Many MBAs are choosing to forgo the corporate ladder altogether and instead shooting right to the top. By starting their own businesses or joining start-ups, MBAs can employ immediately all the learning they’ve done in business school. This trend peaked during the internet boom of the 90s when launching a dot.com seemed to be the surefire path to instant-millionaire status—and it’s on the rise again. According to the Association of MBAs, 22% of graduates will start their own company. Students go into business for themselves because they don’t to hang out in a cubicle for years, waiting to be promoted up the corporate ladder. They want real responsibility right now. By starting a business they don’t have to sit through conference calls where higher-ups drone on about next quarter’s bottom line. Instead they live and die by their own bottom lines, depending on their own business-savvy and acting as real leaders. This is what the MBAs of today find exciting.
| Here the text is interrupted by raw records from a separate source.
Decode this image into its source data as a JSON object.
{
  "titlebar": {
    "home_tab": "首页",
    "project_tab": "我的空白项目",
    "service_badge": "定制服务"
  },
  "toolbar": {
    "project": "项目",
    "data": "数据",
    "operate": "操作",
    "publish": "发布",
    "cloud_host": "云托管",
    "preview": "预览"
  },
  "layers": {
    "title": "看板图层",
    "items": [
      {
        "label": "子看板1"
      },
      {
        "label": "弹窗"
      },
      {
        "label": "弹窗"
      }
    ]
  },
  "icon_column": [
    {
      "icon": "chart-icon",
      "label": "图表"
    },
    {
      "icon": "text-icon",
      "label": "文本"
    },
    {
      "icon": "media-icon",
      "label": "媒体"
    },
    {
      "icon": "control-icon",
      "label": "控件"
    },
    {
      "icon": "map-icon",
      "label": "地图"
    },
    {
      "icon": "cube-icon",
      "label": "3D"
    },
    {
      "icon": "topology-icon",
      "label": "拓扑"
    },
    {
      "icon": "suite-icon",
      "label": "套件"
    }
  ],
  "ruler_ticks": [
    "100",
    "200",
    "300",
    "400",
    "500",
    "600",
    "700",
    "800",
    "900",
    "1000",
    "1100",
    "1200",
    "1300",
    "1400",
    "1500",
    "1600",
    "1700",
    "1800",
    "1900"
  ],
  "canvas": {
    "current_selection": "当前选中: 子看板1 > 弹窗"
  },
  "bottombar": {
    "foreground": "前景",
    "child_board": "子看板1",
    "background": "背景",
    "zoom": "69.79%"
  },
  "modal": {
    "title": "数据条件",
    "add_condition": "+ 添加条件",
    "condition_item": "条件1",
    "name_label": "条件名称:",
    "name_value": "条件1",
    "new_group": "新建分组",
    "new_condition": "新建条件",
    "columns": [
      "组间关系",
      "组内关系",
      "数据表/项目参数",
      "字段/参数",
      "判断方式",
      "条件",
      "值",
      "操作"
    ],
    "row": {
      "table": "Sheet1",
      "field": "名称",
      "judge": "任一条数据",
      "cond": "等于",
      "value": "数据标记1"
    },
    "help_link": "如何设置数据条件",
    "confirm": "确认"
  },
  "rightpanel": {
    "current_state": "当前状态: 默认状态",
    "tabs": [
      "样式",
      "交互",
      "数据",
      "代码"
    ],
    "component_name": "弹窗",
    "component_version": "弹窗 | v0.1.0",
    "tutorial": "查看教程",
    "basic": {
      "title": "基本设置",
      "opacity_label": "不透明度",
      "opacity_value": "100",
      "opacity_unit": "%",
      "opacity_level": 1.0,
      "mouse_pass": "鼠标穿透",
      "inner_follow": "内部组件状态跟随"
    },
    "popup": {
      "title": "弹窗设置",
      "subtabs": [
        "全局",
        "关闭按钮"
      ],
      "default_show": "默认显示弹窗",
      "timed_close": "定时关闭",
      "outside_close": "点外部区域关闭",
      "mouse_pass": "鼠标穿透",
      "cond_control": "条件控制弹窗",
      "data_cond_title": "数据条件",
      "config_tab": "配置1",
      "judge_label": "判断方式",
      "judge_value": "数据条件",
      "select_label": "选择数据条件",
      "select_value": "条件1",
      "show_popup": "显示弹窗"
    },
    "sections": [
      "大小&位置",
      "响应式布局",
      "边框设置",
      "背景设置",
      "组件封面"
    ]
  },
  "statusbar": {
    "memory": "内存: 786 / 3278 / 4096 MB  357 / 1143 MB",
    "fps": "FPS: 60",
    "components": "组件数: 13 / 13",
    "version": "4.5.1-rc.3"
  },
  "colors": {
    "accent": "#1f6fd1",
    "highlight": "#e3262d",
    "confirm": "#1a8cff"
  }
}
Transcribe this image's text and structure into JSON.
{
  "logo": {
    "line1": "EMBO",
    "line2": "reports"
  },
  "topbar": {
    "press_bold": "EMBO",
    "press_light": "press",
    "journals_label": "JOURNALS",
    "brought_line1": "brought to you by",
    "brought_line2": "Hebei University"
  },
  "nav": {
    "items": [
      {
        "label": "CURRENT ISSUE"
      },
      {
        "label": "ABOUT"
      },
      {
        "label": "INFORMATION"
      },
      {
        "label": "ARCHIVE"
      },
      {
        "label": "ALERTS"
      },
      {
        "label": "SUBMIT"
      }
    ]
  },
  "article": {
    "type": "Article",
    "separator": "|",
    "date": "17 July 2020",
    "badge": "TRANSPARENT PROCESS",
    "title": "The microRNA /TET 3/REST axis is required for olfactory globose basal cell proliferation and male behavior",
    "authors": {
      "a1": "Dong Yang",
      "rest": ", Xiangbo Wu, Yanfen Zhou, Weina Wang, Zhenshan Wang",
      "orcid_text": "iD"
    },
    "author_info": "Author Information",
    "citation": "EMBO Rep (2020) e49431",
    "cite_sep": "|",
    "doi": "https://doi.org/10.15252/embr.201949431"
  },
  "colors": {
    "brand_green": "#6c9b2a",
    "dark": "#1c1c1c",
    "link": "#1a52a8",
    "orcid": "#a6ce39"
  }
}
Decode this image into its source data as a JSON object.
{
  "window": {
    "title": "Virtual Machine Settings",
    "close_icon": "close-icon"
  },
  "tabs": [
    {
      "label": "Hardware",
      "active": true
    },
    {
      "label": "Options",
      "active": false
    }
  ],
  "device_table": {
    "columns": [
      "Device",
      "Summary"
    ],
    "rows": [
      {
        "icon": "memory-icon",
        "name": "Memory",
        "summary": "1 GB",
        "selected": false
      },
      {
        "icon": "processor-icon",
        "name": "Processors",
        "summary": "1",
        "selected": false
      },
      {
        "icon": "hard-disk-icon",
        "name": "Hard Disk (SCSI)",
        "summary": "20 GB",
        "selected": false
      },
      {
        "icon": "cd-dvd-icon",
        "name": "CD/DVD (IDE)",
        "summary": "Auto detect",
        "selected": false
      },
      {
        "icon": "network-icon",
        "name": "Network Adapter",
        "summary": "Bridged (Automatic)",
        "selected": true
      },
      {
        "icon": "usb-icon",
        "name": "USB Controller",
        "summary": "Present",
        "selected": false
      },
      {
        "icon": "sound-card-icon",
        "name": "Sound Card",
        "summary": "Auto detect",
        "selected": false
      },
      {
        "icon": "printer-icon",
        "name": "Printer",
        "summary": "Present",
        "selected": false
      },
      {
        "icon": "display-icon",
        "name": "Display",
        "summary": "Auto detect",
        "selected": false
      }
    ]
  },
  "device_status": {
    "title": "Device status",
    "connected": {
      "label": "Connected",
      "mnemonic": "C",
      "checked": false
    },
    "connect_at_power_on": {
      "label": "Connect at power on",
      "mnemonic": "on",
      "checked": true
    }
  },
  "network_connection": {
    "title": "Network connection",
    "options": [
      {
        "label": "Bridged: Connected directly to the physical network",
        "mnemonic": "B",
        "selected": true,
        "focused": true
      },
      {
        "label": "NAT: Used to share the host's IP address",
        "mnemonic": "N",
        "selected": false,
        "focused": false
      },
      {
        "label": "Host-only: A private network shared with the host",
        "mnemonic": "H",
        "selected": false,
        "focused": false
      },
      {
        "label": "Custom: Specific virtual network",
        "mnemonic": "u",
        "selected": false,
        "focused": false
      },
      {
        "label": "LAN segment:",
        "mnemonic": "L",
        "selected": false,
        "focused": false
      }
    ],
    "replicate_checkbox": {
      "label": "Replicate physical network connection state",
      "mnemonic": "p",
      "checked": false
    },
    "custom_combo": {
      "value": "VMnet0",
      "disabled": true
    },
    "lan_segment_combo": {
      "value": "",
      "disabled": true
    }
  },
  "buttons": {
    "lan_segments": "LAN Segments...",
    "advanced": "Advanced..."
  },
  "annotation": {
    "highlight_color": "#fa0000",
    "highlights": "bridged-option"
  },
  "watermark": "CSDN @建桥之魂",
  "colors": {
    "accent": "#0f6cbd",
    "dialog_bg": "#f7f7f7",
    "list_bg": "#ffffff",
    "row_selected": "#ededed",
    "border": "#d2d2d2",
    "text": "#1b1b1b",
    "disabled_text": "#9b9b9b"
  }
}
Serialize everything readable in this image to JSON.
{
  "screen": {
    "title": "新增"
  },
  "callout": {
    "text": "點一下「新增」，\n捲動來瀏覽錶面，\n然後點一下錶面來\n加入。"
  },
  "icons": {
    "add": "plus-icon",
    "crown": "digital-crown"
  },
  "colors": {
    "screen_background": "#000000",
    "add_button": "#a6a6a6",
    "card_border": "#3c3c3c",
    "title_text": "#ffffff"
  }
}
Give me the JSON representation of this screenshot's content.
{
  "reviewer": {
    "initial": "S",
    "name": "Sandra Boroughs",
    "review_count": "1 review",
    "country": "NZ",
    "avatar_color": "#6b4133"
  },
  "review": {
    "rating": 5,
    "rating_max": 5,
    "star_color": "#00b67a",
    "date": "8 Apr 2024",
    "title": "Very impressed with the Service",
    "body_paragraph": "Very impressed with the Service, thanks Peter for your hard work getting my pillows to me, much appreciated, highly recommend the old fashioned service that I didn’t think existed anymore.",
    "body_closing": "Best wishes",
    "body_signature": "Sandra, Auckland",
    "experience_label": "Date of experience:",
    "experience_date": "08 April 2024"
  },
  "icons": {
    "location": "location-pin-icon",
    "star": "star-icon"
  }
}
The question, then, is whether business schools are equipped to prepare today’s MBAs for the paths they choose. Students are taking on more real responsibility and having more impact earlier on in their post-business school careers. As a result, business schools can no longer get by with providing a one-dimensional education that serves as a check-box for recruiters from traditional companies. They now need to provide students with tools to innovate and think critically, and a deep understanding of how their role as a business leader fits into the larger economic context.
Business schools take pride in redefining their missions and curricula to meet the changing needs of students. To this end, the number of U.S. business-school faculty teaching entrepreneurship classes increased to 349 in 2006 from 12 in 1997, according to the Association to Advance Collegiate Schools of Business. They are slowly offering more joint courses with law and engineering schools. So business schools are changing; the question is whether they are adapting fast enough to successfully prepare the next generation of MBAs for the careers they want.